De uitspraak van verweerder van 16 december 2005 op het bezwaar van eiser tegen de aan eiser opgelegde naheffingsaanslag parkeerbelasting (aanslagnummer [000000]).

Zitting

Het onderzoek ter zitting heeft plaatsgevonden op 30 augustus 2006.

Eiser is daar in persoon verschenen. Namens verweerder is verschenen C. Bengoua.

1. Beslissing

De rechtbank verklaart het beroep ongegrond.

2. Gronden

2.1. Op 22 september 2005 omstreeks 16.37 uur stond het voertuig van eiser, met kenteken [00-00-00], geparkeerd aan de [a-straat] te Leiden. Deze locatie is door het college van burgemeester en wethouders van de gemeente Leiden aangewezen als plaats waar onder meer op dat tijdstip tegen betaling van parkeerbelasting mag worden geparkeerd.
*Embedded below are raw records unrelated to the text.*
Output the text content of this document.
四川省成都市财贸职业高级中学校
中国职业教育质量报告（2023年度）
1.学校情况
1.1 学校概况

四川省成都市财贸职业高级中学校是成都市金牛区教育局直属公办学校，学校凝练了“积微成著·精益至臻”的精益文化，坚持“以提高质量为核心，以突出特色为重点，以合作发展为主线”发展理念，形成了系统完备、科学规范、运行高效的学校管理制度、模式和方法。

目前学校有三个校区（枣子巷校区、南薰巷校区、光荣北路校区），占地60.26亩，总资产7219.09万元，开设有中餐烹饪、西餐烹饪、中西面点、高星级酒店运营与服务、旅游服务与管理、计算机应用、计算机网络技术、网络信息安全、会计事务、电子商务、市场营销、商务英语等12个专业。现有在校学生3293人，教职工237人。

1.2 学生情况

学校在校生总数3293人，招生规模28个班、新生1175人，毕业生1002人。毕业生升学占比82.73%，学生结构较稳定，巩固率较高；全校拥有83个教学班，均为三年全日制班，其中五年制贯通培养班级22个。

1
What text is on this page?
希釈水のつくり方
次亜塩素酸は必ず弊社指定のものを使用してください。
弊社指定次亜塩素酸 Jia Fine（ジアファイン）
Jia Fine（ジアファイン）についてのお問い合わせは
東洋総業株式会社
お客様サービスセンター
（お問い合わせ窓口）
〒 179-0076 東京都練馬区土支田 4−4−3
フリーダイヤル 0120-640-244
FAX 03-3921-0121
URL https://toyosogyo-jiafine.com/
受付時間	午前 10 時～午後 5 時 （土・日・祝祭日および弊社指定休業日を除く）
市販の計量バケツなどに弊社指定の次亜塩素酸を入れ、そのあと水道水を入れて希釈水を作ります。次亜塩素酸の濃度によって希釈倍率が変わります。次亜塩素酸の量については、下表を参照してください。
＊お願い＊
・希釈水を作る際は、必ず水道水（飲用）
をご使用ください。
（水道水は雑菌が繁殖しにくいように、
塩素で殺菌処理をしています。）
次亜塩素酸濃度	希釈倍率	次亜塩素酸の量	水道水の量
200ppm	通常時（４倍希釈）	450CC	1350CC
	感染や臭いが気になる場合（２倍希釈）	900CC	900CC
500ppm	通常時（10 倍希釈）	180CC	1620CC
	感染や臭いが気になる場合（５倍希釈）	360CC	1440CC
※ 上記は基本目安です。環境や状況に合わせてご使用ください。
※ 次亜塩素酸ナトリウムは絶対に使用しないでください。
2.2. Tijdens een controle op de hiervoor genoemde datum, plaats en tijdstip heeft een parkeercontroleur geconstateerd dat er in het voertuig van eiser geen parkeerkaart of geldige parkeervergunning aanwezig was. Naar aanleiding hiervan is aan eiser de onderhavige naheffingsaanslag opgelegd.

2.3. In geschil is of de naheffingsaanslag terecht is opgelegd.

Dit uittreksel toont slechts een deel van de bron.